Our modern industrial strategy is a long-term plan to boost productivity and earning power for people throughout the country.

Since 2010, local leaders, working in partnership with Government, have delivered historic city deals with Greater Manchester. There have been multiple devolution agreements resulting in devolved new powers including bus reform, the adult education budget and growth deal funding of £633 million.

Building on these strong foundations, we set out in the modern industrial strategy to work in partnership with places to develop local industrial strategies. Local industrial strategies are central to our aim of creating prosperous communities across the country. They are being developed locally and agreed with government. They are long-term, based on clear evidence and aligned to the modern industrial strategy.

On 16 May we launched the first of these strategies, the West Midlands local industrial strategy. Today we are launching the Greater Manchester local industrial strategy. This has been developed locally by the Greater Manchester combined authority, led by Mayor Andy Burnham, and Sir Richard Leese, Leader of Manchester City Council, supported by the local enterprise partnership and Greater Manchester partners, and agreed with Government.

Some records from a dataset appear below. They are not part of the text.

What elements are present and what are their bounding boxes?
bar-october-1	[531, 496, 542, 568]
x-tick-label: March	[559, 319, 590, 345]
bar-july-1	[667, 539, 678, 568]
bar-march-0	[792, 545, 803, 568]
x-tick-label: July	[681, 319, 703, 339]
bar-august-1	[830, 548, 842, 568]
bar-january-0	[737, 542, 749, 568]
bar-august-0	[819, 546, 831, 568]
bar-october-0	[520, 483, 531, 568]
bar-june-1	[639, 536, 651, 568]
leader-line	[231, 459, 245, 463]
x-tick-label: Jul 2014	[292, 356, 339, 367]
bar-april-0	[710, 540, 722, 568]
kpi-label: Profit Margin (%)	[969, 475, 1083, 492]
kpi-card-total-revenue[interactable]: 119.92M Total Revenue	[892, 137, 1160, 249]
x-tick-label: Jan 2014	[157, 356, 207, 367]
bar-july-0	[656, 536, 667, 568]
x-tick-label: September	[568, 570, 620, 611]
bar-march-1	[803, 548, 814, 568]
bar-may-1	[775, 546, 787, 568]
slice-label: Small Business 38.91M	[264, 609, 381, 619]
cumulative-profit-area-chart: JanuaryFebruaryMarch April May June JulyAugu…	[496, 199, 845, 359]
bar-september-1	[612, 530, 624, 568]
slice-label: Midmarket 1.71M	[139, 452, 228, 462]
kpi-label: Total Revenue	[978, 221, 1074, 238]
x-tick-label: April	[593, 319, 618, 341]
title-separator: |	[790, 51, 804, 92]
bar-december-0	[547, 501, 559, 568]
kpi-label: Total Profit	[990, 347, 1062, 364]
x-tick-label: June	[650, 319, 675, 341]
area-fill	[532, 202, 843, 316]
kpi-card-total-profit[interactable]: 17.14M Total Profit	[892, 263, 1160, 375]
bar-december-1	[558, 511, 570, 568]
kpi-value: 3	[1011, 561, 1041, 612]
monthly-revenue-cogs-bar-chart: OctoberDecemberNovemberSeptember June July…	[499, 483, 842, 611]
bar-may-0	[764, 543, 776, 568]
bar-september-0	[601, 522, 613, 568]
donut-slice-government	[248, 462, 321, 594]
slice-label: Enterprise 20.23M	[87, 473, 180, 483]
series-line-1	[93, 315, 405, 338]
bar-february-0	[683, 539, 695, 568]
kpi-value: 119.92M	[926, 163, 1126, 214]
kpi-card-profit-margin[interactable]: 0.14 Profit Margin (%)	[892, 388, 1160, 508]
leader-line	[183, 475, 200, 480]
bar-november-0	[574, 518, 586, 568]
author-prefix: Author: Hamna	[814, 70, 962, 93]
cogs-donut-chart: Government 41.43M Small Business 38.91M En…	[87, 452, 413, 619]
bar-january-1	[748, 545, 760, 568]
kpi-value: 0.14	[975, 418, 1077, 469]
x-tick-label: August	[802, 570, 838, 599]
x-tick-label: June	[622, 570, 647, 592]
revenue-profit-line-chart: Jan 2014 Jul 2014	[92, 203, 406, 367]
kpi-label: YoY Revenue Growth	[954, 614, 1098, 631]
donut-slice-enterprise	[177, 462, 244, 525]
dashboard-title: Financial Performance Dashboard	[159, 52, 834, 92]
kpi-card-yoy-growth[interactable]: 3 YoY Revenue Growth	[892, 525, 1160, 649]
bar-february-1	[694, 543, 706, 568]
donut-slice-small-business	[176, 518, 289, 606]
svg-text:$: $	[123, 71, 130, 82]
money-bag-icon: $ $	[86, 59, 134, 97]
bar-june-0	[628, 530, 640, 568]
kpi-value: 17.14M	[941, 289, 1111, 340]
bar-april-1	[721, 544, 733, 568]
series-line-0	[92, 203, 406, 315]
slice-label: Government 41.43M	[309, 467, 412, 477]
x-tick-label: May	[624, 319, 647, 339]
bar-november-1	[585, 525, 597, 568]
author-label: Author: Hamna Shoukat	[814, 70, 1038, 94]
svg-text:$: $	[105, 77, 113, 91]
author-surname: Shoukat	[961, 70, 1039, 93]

This ambitious strategy sets out how Greater Manchester will work in partnership with Government to:

Set Greater Manchester up to be a global leader on health and care innovation, creating new industries and jobs, improving population health and extending healthy life expectancy, and working to identify a home for a prospective international centre for healthy ageing;

Position Greater Manchester as a world leading region for innovative firms to experiment with, develop and adopt advanced materials in manufacturing, including University of Manchester work to establish “Graphene City” in the centre;

Build on Greater Manchester’s position as a leading European digital city-region, to maximise growing assets in cyber security;

Enable the digitalisation of all sectors, and capitalise on the links between digital and creative industries that feed internationally significant clusters in broadcasting, content creation and media;

Launch the UK’s first city-region clean growth mission to achieve carbon neutral living in Greater Manchester by 2038; and

Ensure that the education, skills and employment system allow everyone to reach their potential and employers have access to the skills required to deliver the Greater Manchester local industrial strategy.

Greater Manchester is a growing economy with a growing population of 2.8 million. Our shared national and local ambition is for the Greater Manchester local industrial strategy to boost productivity and people’s earning power through our collaborative national, regional and local leadership, recognising the economic strengths and potential of Greater Manchester.

A copy of the Greater Manchester local industrial strategy will be placed in the Libraries of both Houses.